With the Western powers possibly preparing to attack Syria on the grounds of Assad’s allege use of chemical weapons in the suburbs of Damascus, the on-going crisis has acquired a dangerous turn with the both sides sticking to their respective positions. But peaceful negotiation to this crisis is the only option available to avoid an escalation of tensions in the region.
Amidst accusations by U.S. Secretary of State John Kerry that Syria has been destroying evidence of its chemical weapons shelling near Damascus, Western powers have stepped up their military build-up around Syria despite bitter opposition from Russia and Iran. As The Guardian reports, “warplanes and military transporters” were reportedly moved to Britain’s Akrotiri airbase in Cyprus, which is less than 160 kms from Syria. This has been confirmed by a top official, U.S. Defence Secretary Chuck Hagel who told the BBC that American forces are “ready” to launch strikes on Syria if President Obama approves limited airstrikes. “We have moved assets in place to be able to fulfil and comply with whatever option the President wishes to take.”

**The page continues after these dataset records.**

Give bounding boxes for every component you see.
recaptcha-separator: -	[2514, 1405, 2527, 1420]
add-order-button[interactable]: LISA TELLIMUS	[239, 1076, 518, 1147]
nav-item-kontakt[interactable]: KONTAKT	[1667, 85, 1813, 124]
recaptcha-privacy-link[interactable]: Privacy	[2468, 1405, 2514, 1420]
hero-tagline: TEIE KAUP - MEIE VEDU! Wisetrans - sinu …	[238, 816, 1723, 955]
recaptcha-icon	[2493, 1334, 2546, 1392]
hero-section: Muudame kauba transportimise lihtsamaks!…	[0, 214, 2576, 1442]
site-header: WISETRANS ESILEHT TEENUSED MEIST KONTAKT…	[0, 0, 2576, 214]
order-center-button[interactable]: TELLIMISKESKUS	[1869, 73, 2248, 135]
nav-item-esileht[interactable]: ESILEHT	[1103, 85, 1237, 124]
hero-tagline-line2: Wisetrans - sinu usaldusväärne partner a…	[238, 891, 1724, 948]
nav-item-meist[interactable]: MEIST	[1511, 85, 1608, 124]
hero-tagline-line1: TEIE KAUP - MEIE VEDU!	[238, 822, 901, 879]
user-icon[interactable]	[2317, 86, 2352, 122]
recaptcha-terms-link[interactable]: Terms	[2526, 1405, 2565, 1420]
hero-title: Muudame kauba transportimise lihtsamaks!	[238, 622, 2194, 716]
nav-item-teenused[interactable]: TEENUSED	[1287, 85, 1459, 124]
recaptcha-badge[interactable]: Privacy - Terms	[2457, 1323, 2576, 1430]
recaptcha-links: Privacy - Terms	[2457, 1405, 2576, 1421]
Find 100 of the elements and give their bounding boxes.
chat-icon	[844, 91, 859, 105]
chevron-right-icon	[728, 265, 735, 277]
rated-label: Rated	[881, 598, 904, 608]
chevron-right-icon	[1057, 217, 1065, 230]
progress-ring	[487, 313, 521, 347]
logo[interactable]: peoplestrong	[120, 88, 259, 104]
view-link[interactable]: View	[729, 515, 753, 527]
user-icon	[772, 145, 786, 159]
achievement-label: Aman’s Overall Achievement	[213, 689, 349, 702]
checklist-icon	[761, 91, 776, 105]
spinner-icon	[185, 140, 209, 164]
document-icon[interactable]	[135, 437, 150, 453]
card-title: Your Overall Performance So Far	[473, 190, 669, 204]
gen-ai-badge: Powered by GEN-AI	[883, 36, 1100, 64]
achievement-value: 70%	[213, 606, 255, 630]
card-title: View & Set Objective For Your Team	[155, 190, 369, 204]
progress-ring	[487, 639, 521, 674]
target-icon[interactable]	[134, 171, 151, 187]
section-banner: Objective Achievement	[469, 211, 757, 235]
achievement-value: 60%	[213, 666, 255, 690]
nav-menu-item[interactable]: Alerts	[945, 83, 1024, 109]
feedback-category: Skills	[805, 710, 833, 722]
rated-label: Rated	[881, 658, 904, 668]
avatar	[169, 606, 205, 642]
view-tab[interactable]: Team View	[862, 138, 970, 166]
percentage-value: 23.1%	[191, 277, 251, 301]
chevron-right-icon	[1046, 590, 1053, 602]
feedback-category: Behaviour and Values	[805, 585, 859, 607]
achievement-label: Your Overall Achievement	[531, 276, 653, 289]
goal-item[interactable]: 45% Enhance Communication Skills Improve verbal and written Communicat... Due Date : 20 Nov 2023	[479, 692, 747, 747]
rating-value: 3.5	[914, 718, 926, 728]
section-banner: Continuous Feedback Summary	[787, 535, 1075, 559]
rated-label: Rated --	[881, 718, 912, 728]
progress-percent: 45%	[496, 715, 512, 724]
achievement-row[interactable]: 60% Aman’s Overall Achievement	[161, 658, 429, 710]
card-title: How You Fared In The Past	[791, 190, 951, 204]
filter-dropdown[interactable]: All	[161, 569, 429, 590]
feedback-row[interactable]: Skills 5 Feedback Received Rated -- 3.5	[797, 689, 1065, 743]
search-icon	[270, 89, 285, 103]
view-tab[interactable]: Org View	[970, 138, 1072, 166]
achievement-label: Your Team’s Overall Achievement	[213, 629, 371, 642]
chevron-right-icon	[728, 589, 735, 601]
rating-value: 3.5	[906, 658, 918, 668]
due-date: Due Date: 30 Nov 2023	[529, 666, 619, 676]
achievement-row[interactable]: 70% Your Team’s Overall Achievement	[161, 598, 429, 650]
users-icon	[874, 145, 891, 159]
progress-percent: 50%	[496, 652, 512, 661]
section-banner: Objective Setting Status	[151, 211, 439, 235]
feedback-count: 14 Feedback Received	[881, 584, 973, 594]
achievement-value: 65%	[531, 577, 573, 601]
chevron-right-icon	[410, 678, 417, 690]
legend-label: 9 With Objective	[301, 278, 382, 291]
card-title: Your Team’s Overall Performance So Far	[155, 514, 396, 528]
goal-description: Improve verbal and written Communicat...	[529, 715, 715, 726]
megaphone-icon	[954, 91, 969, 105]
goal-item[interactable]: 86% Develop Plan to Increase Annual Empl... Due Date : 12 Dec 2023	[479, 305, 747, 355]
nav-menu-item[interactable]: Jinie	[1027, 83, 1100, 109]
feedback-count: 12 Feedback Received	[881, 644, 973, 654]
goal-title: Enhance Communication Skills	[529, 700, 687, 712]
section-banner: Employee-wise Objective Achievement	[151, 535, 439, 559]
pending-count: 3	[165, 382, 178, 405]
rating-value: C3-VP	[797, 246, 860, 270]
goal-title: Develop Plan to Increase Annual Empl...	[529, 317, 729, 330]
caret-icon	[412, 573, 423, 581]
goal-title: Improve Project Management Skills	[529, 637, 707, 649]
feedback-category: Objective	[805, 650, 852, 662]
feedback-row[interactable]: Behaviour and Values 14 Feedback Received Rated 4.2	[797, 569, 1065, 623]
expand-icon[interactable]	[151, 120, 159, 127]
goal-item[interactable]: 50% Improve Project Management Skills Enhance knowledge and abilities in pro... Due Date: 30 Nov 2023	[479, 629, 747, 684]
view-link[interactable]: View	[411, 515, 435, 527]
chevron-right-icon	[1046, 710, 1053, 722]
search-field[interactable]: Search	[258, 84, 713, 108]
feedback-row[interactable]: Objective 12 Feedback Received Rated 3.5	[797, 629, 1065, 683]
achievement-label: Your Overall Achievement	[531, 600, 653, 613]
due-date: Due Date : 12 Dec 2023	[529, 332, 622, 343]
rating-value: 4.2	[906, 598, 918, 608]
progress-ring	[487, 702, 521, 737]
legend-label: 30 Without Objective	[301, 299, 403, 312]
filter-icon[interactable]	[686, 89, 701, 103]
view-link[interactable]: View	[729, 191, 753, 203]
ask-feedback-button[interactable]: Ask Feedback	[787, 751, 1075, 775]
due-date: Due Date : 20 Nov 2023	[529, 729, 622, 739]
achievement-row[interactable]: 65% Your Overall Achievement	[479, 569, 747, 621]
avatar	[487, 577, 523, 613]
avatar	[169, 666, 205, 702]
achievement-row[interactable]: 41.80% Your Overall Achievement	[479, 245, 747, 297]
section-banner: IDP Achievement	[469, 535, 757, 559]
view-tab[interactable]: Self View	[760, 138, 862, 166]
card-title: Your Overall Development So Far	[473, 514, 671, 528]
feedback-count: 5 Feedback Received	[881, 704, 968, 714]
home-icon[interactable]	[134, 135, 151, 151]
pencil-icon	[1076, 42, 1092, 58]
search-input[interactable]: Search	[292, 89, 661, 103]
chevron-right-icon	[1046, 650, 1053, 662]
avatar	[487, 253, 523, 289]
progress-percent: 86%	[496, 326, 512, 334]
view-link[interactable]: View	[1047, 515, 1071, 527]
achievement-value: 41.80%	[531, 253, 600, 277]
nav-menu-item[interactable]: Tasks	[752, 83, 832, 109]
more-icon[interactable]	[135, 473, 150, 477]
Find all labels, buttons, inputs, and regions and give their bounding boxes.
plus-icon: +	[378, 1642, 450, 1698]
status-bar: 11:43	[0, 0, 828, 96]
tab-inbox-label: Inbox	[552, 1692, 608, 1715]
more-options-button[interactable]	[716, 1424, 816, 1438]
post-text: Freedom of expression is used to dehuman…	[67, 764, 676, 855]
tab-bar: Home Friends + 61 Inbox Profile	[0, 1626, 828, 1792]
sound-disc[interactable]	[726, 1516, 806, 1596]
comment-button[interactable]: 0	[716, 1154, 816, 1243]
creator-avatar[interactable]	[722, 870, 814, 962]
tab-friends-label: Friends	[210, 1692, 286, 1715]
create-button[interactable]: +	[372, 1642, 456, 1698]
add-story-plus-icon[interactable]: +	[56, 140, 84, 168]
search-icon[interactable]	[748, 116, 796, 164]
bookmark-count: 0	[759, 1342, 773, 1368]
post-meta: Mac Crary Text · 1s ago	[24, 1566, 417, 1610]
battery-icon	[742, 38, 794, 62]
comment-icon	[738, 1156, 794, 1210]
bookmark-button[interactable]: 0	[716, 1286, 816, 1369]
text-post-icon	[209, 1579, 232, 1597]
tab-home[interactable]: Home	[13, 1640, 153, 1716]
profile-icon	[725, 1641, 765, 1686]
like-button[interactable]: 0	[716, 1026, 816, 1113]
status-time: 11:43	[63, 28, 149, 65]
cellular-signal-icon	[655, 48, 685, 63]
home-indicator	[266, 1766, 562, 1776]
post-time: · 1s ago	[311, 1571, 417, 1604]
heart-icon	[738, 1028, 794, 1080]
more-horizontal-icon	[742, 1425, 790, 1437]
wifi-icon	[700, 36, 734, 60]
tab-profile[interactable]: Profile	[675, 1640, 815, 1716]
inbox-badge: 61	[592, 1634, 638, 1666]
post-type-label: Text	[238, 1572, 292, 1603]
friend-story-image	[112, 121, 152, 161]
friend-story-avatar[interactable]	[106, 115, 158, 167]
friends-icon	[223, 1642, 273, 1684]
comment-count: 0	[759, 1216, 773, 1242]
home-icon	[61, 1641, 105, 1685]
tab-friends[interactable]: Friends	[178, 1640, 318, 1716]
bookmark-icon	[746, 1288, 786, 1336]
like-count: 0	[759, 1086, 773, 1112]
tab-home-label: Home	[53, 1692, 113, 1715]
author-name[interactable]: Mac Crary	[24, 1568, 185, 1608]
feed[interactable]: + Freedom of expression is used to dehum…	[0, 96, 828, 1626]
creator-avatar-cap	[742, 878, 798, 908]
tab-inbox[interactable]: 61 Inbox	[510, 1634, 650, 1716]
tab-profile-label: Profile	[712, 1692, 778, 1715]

Along the same, Chairman of the Joint Chiefs of Staff, Gen. Martin Dimpsey, held a meeting in Amman with the top military officials from ten Western and West Asian nations to discuss possible military action in Syria. Further, these meetings follow a report by Reuters that the U.S. Navy was expanding its footprint in the Mediterranean by deploying a fourth ship that is capable of launching long-range cruise missiles that would bring Syria within their strike range.
Reacting harshly on August 27th, the Syrian Foreign Minister, Walid Moallem, warned that Syria would defend itself in case it was attacked. “We have two options: either to surrender, or to defend ourselves with the means at our disposal. The second choice is the best: we will defend ourselves.” He stressed that Damascus did not use chemical weapons, nor did it hinder the movement of the U.N. inspectors on the ground during their visit to the site on the outskirts of Damascus, where the alleged chemical attack took place. He said that “no country in the world would use chemical weapons against its own people….if they wanted to wage an attack on Syria, the pretext of chemical weapons is in- accurate and vague, and I dare them to reveal their evidence first.”
With the mounting tensions between Syria and the West, Russia has counselled the West to avoid a “clash of civilizations” type of situation in Syria. Russian Foreign Minister, Sergei Lavarov asserted that Moscow was “greatly alarmed by the statements made from Paris and London that NATO may intervene to destroy chemical weapons in Syria without the consent of the U.N. Security Council.” He asserted that Russia would not start a military confrontation with any state over Syria. Iran, a close ally of Syria, has warned of “dire consequences” of foreign military action against Syria.
Evidently, all these developments regarding Syria bode ominously for the peace and security of not only Syria, but also that of the entire Middle East region. So the best course for the West will be to engage Damascus in constructive talks under the auspices of the United Nations and other regional forums where some sort of compromise solution can be found.